Apakah semua bisa diserahkan pada “nasib” editor yang harus berjuang sendiri? Tentu tidak. Seperti yang telah disinggung sebelumnya, perlu adanya sistem kerja yang sehat dan kultur yang mendukung profesionalitas, bahkan dalam konteks kelompok mahasiswa sekalipun. Mahasiswa harus mulai memahami pentingnya manajemen waktu, distribusi kerja yang adil, dan kesadaran akan tanggung jawab kolektif. Jika ada anggota kelompok yang dikenal sebagai deadliner, bukan berarti peran dan kontribusinya diabaikan, namun harus ada sistem internal yang memastikan semua pihak bekerja sesuai timeline, tanpa mengorbankan pihak lain.
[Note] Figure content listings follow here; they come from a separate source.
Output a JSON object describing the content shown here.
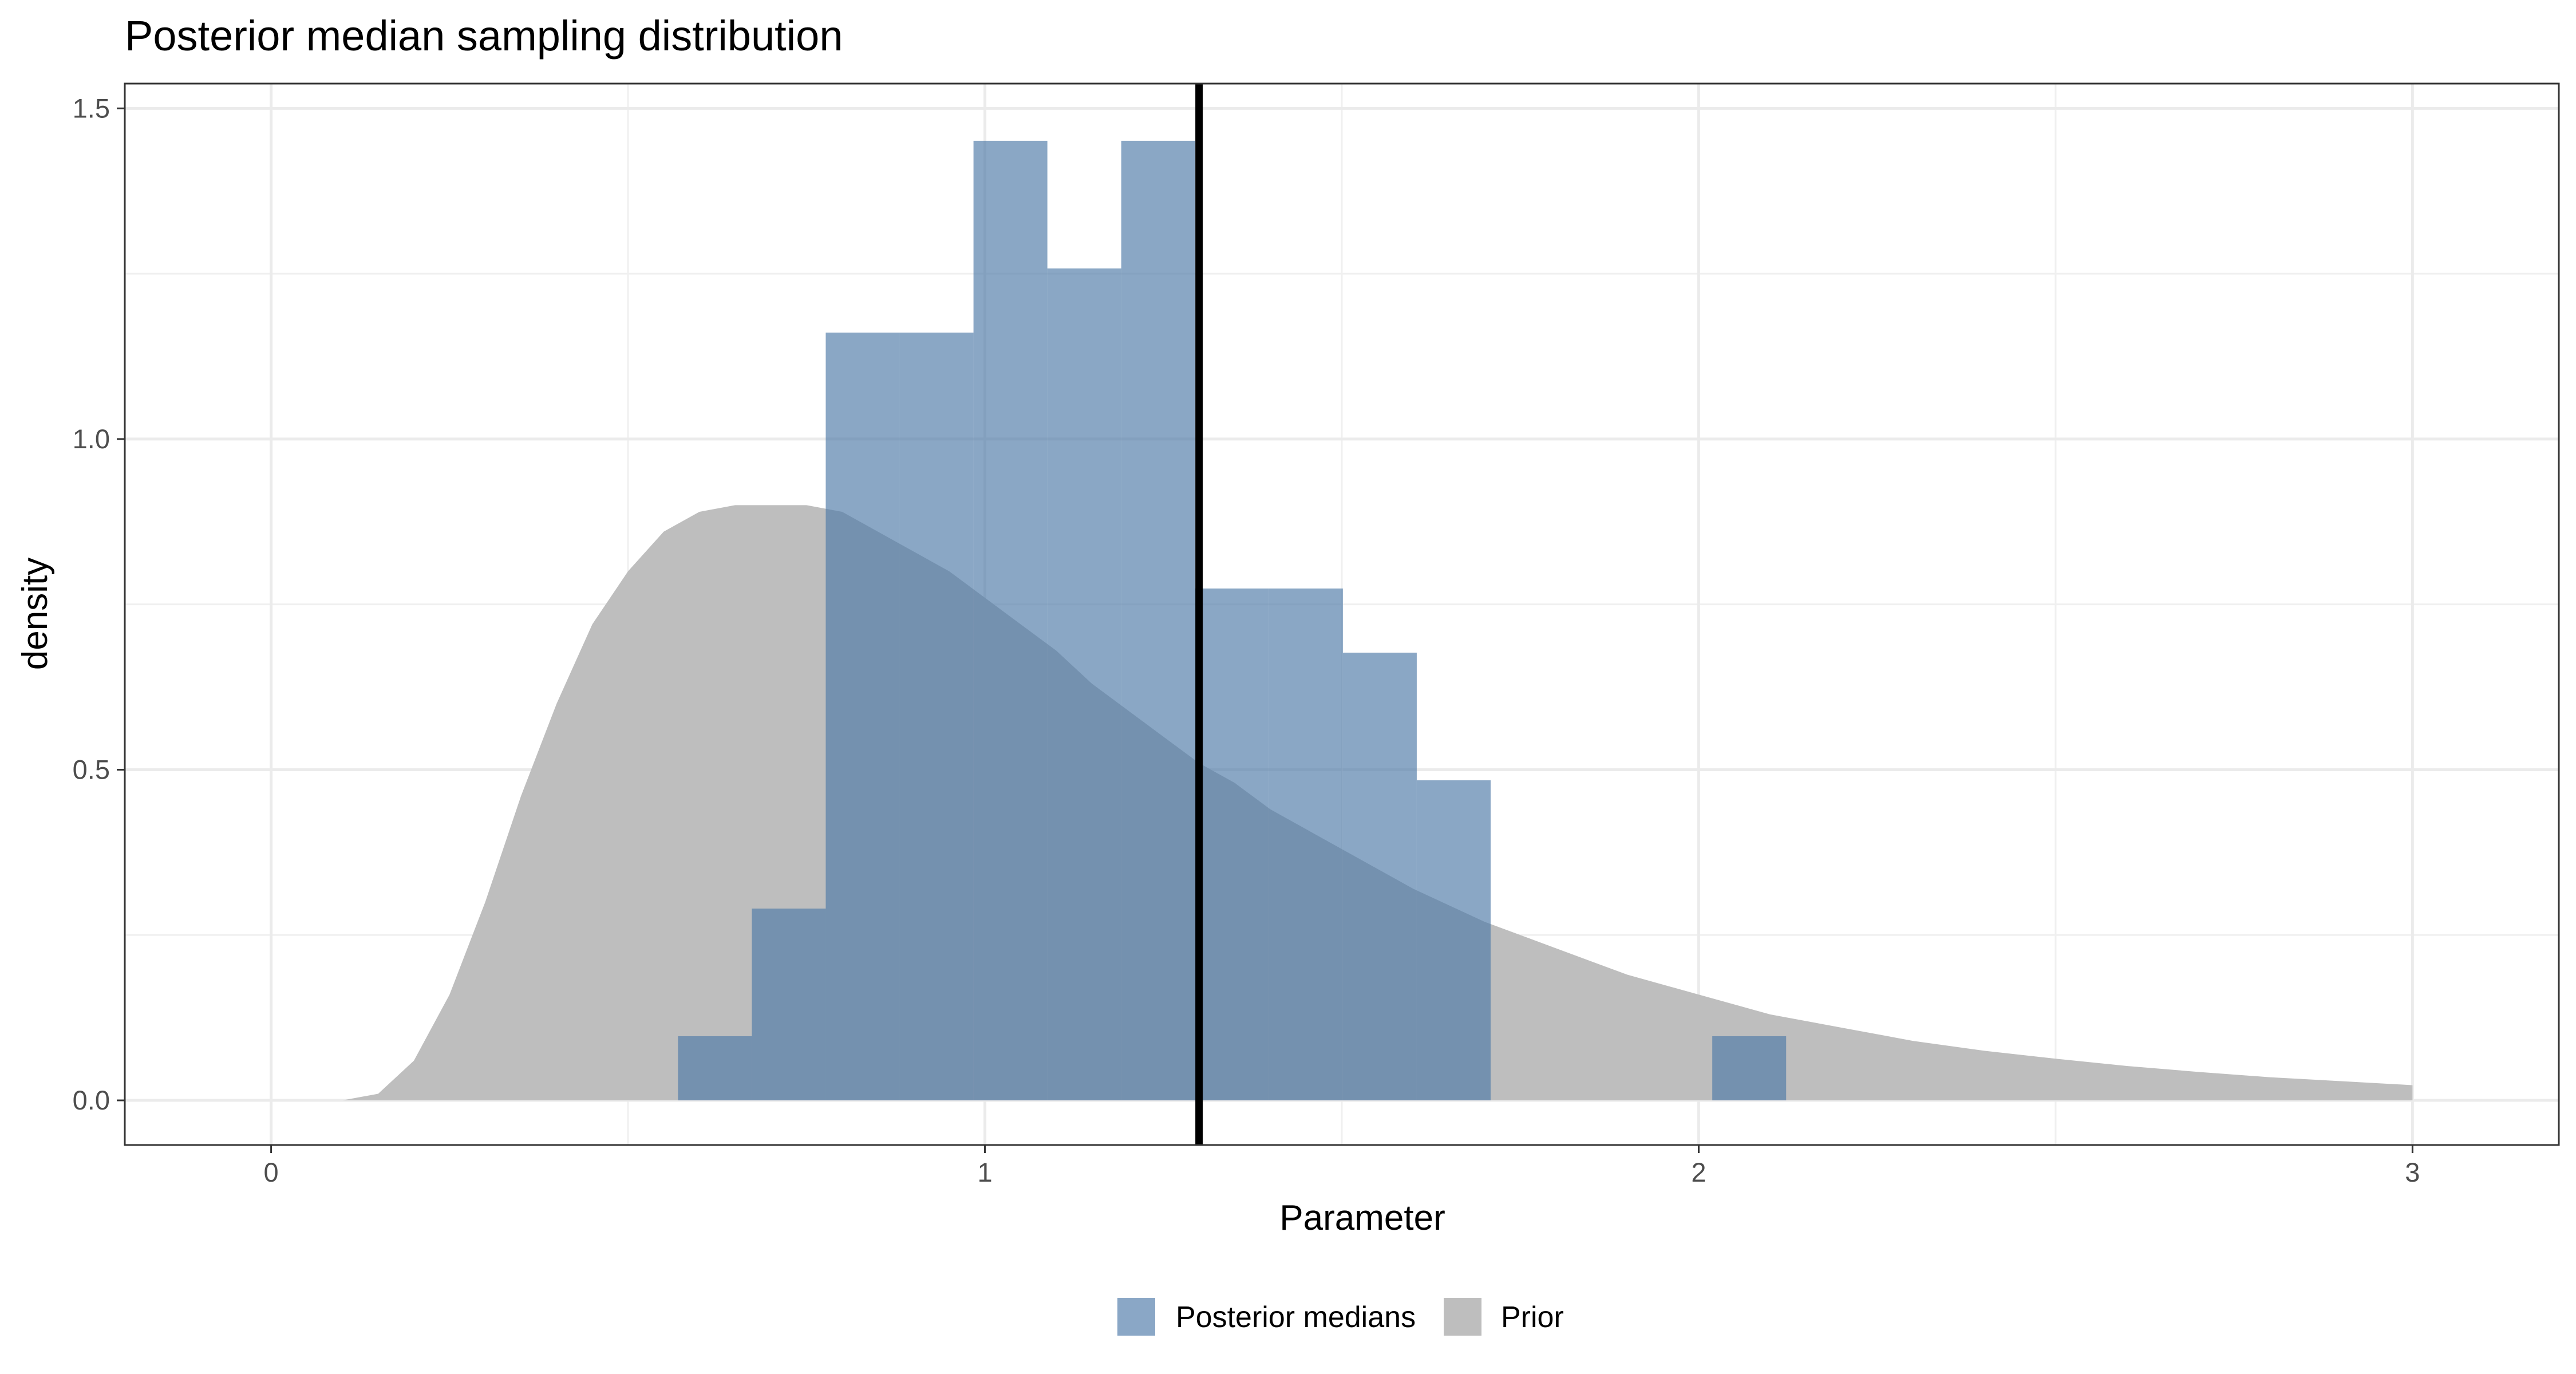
{
  "chart_data": {
    "type": "histogram",
    "title": "Posterior median sampling distribution",
    "xlabel": "Parameter",
    "ylabel": "density",
    "xlim": [
      -0.205,
      3.205
    ],
    "ylim": [
      -0.0675,
      1.5375
    ],
    "x_ticks": [
      0,
      1,
      2,
      3
    ],
    "x_tick_labels": [
      "0",
      "1",
      "2",
      "3"
    ],
    "y_ticks": [
      0,
      0.5,
      1,
      1.5
    ],
    "y_tick_labels": [
      "0.0",
      "0.5",
      "1.0",
      "1.5"
    ],
    "grid": true,
    "legend_position": "bottom",
    "series": [
      {
        "name": "Posterior medians",
        "kind": "histogram",
        "color": "#4e79a7",
        "opacity": 0.66,
        "bin_width": 0.1035,
        "bins": [
          {
            "x0": 0.57,
            "density": 0.097
          },
          {
            "x0": 0.6735,
            "density": 0.29
          },
          {
            "x0": 0.777,
            "density": 1.161
          },
          {
            "x0": 0.8805,
            "density": 1.161
          },
          {
            "x0": 0.984,
            "density": 1.451
          },
          {
            "x0": 1.0875,
            "density": 1.258
          },
          {
            "x0": 1.191,
            "density": 1.451
          },
          {
            "x0": 1.2945,
            "density": 0.774
          },
          {
            "x0": 1.398,
            "density": 0.774
          },
          {
            "x0": 1.5015,
            "density": 0.677
          },
          {
            "x0": 1.605,
            "density": 0.484
          },
          {
            "x0": 2.019,
            "density": 0.097
          }
        ]
      },
      {
        "name": "Prior",
        "kind": "density",
        "color": "#bebebe",
        "x": [
          0.0,
          0.05,
          0.1,
          0.15,
          0.2,
          0.25,
          0.3,
          0.35,
          0.4,
          0.45,
          0.5,
          0.55,
          0.6,
          0.65,
          0.7,
          0.75,
          0.8,
          0.85,
          0.9,
          0.95,
          1.0,
          1.05,
          1.1,
          1.15,
          1.2,
          1.25,
          1.3,
          1.35,
          1.4,
          1.45,
          1.5,
          1.6,
          1.7,
          1.8,
          1.9,
          2.0,
          2.1,
          2.2,
          2.3,
          2.4,
          2.5,
          2.6,
          2.7,
          2.8,
          2.9,
          3.0
        ],
        "y": [
          0.0,
          0.0,
          0.0,
          0.01,
          0.06,
          0.16,
          0.3,
          0.46,
          0.6,
          0.72,
          0.8,
          0.86,
          0.89,
          0.9,
          0.9,
          0.9,
          0.89,
          0.86,
          0.83,
          0.8,
          0.76,
          0.72,
          0.68,
          0.63,
          0.59,
          0.55,
          0.51,
          0.48,
          0.44,
          0.41,
          0.38,
          0.32,
          0.27,
          0.23,
          0.19,
          0.16,
          0.13,
          0.11,
          0.09,
          0.075,
          0.063,
          0.052,
          0.043,
          0.035,
          0.029,
          0.023
        ]
      }
    ],
    "reference_line": {
      "x": 1.3,
      "color": "#000000"
    },
    "legend": [
      {
        "label": "Posterior medians",
        "color": "#8aa7c6"
      },
      {
        "label": "Prior",
        "color": "#bebebe"
      }
    ]
  }
}
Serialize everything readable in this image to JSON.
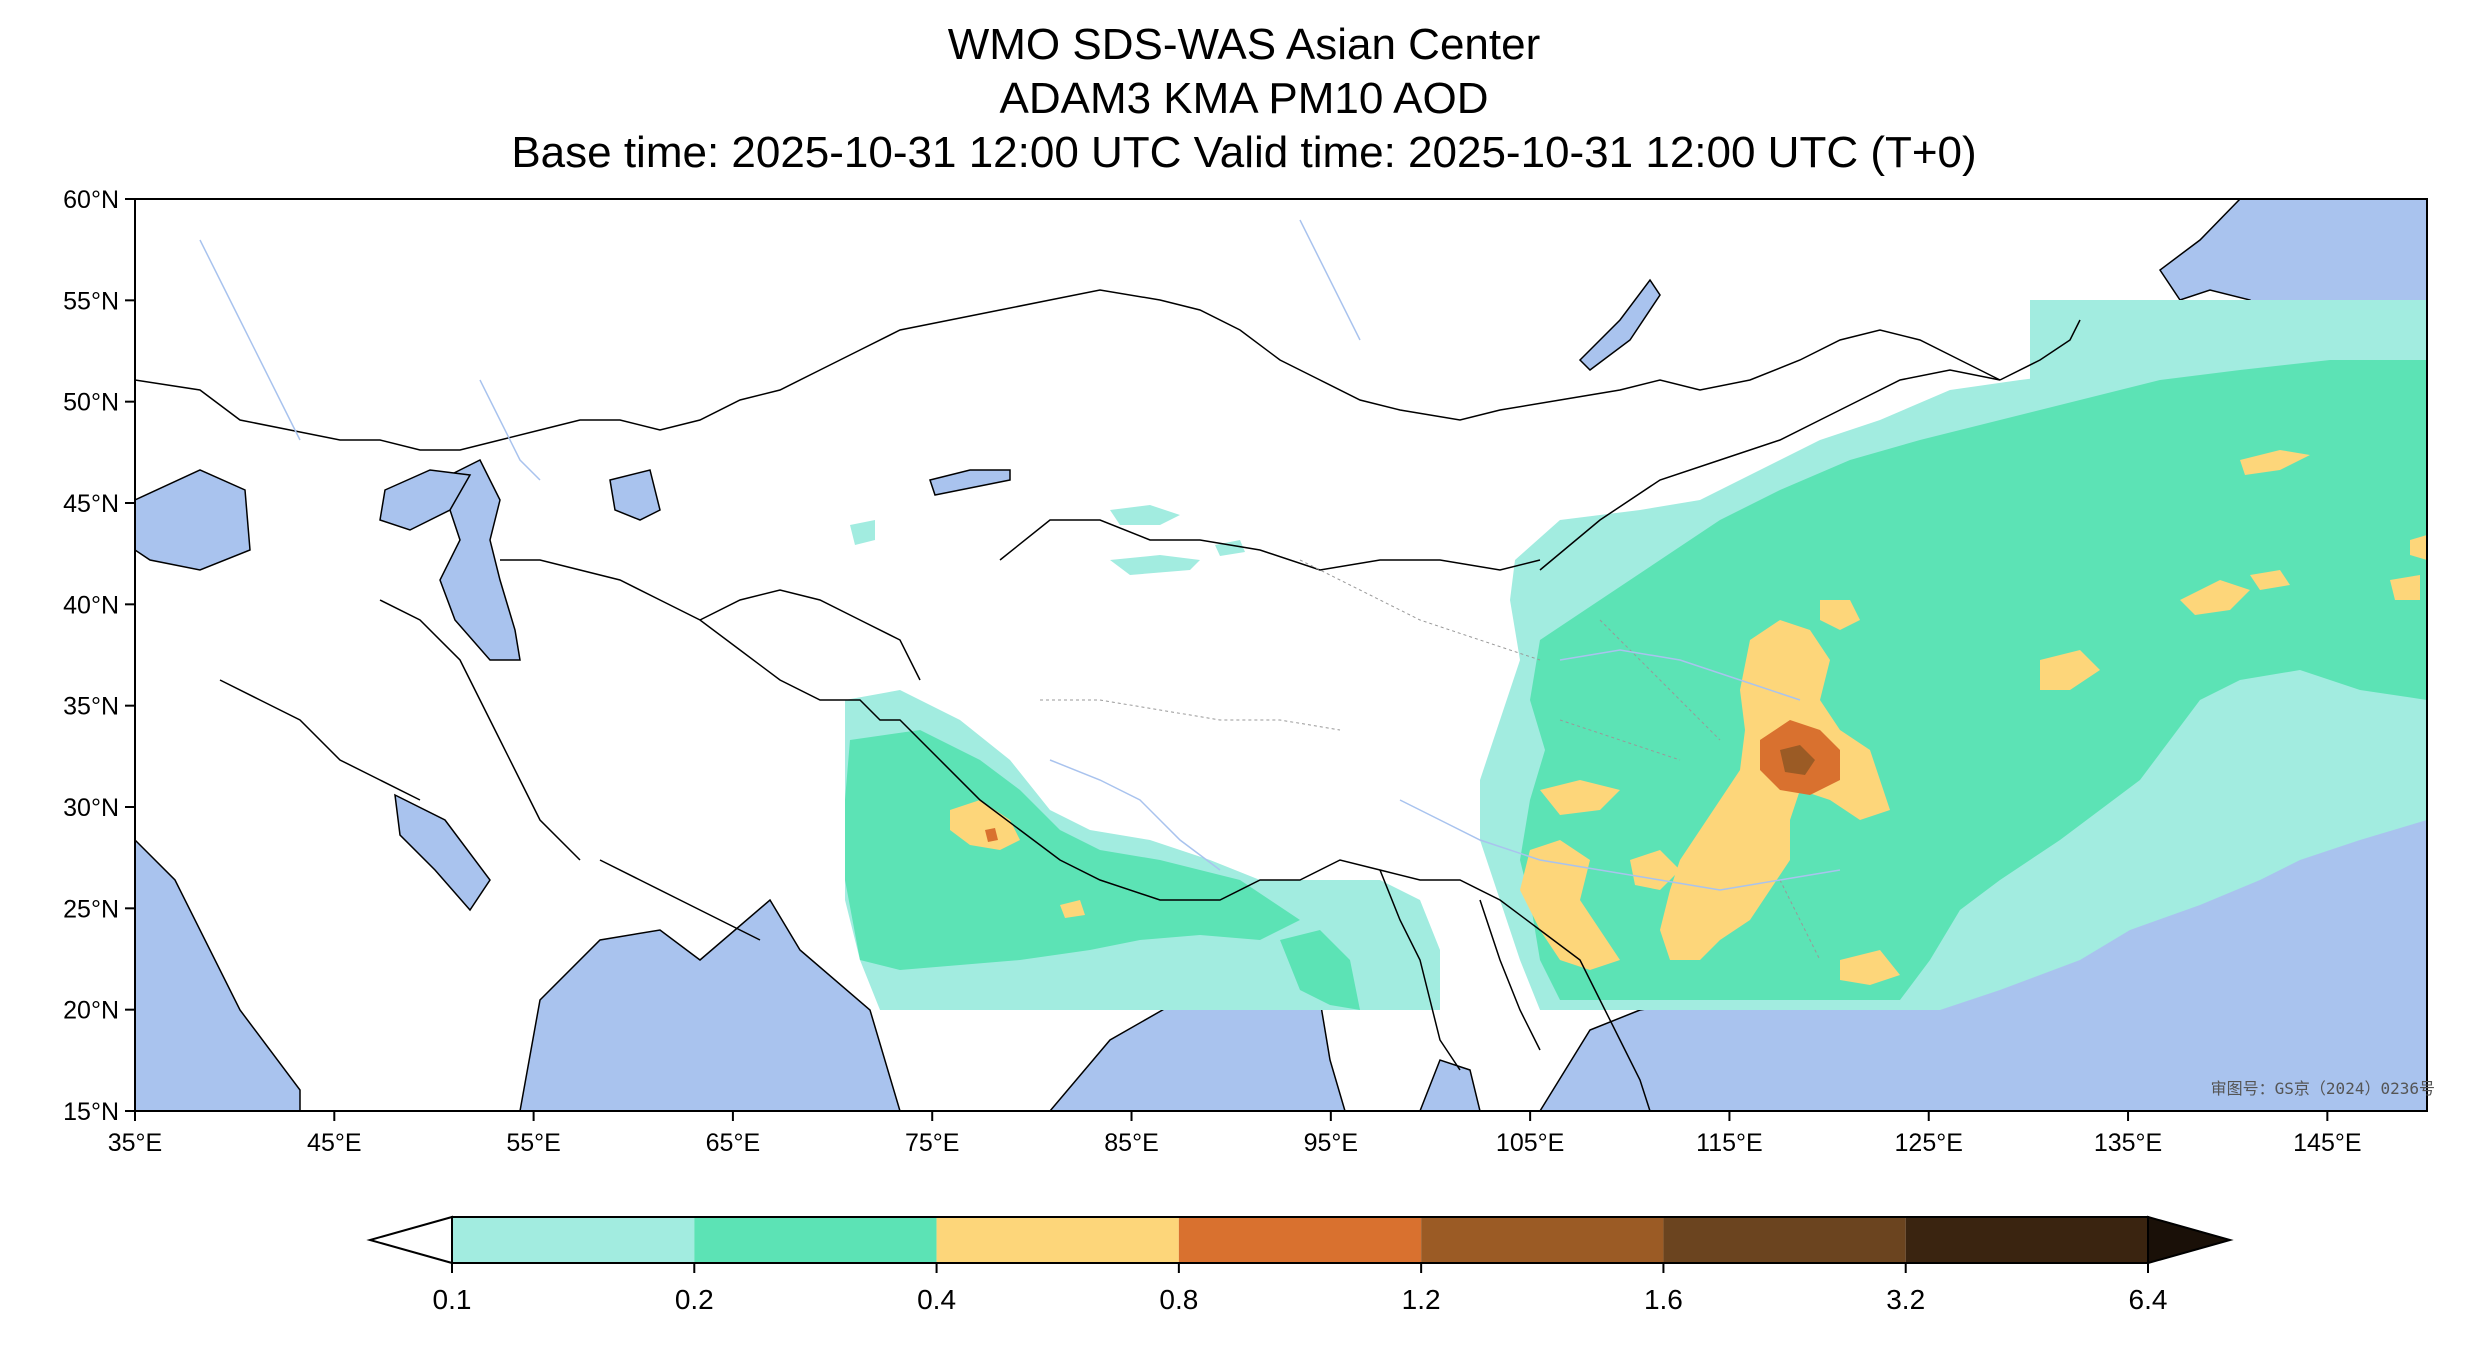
{
  "title": {
    "line1": "WMO SDS-WAS Asian Center",
    "line2": "ADAM3 KMA PM10 AOD",
    "line3": "Base time: 2025-10-31 12:00 UTC Valid time: 2025-10-31 12:00 UTC (T+0)"
  },
  "map_extent": {
    "lon": [
      35,
      150
    ],
    "lat": [
      15,
      60
    ]
  },
  "axes": {
    "lon_ticks": [
      "35°E",
      "45°E",
      "55°E",
      "65°E",
      "75°E",
      "85°E",
      "95°E",
      "105°E",
      "115°E",
      "125°E",
      "135°E",
      "145°E"
    ],
    "lon_values": [
      35,
      45,
      55,
      65,
      75,
      85,
      95,
      105,
      115,
      125,
      135,
      145
    ],
    "lat_ticks": [
      "60°N",
      "55°N",
      "50°N",
      "45°N",
      "40°N",
      "35°N",
      "30°N",
      "25°N",
      "20°N",
      "15°N"
    ],
    "lat_values": [
      60,
      55,
      50,
      45,
      40,
      35,
      30,
      25,
      20,
      15
    ]
  },
  "colorbar": {
    "levels": [
      "0.1",
      "0.2",
      "0.4",
      "0.8",
      "1.2",
      "1.6",
      "3.2",
      "6.4"
    ],
    "colors": [
      "#a2ece0",
      "#5ce3b5",
      "#fdd67a",
      "#d9712f",
      "#9b5b25",
      "#6b441f",
      "#3a2410"
    ],
    "extend": "both"
  },
  "colors": {
    "ocean": "#a9c3ee",
    "land": "#ffffff",
    "border": "#000000",
    "river": "#a9c3ee"
  },
  "watermark": "审图号：GS京（2024）0236号"
}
Buffer deadline atau tenggat internal adalah solusi yang sangat masuk akal. Namun perlu ditegaskan bahwa buffer ini bukan hanya sekadar memperpanjang waktu, melainkan membangun kesadaran kolektif bahwa setiap bagian memiliki waktu kerja masing-masing. Bagi penulis, waktu untuk menyelesaikan tulisan. Bagi editor, waktu untuk menyunting dan menelaah. Bagi seluruh anggota kelompok, waktu untuk membaca ulang, mendiskusikan isi, dan memastikan laporan mencerminkan kerja kelompok yang benar-benar kolaboratif. Penggunaan teknologi juga bisa membantu dalam proses pengerjaan ini. Misalnya, dengan menggunakan platform kolaborasi daring seperti Google Docs atau one drive, pekerjaan dapat dipantau secara transparan dan real-time. Setiap anggota dapat melihat perkembangan penulisan dan penyuntingan, sehingga komunikasi dan koordinasi lebih mudah terjalin. Ini juga meminimalkan miskomunikasi, salah paham, dan tudingan sepihak yang kerap terjadi menjelang deadline.

Sumber: Google

Pengerjaan laporan akhir bukan hanya membutuhkan sekadar editor yang telaten atau penulis yang cepat, tapi tim yang sadar bahwa hasil akhir ditentukan oleh proses yang sehat. Budaya keterlambatan tidak bisa terus dibiarkan hanya karena sudah dianggap biasa. Ketika keterlambatan mulai direstui atas nama kreativitas dadakan atau “kekuatan deadline”, maka yang dikorbankan bukan hanya kualitas tulisan, tapi juga kualitas kerja sama dan etika profesional. Editor tidak seharusnya menjadi korban budaya ini. Mereka seharusnya menjadi mitra sejajar dalam roses produksi pengetahuan. Maka dari itu, diperlukan perubahan cara pandang terhadap kerja kolektif. Setiap penulis perlu menyadari bahwa mereka bukan hanya menyumbang konten, tetapi juga ikut menentukan kualitas keseluruhan laporan. Begitu juga editor, perlu membangun komunikasi yang terbuka dan empatik, agar proses penyuntingan tidak menjadi tempat pelampiasan stres, melainkan ruang bersama untuk menyempurnakan karya.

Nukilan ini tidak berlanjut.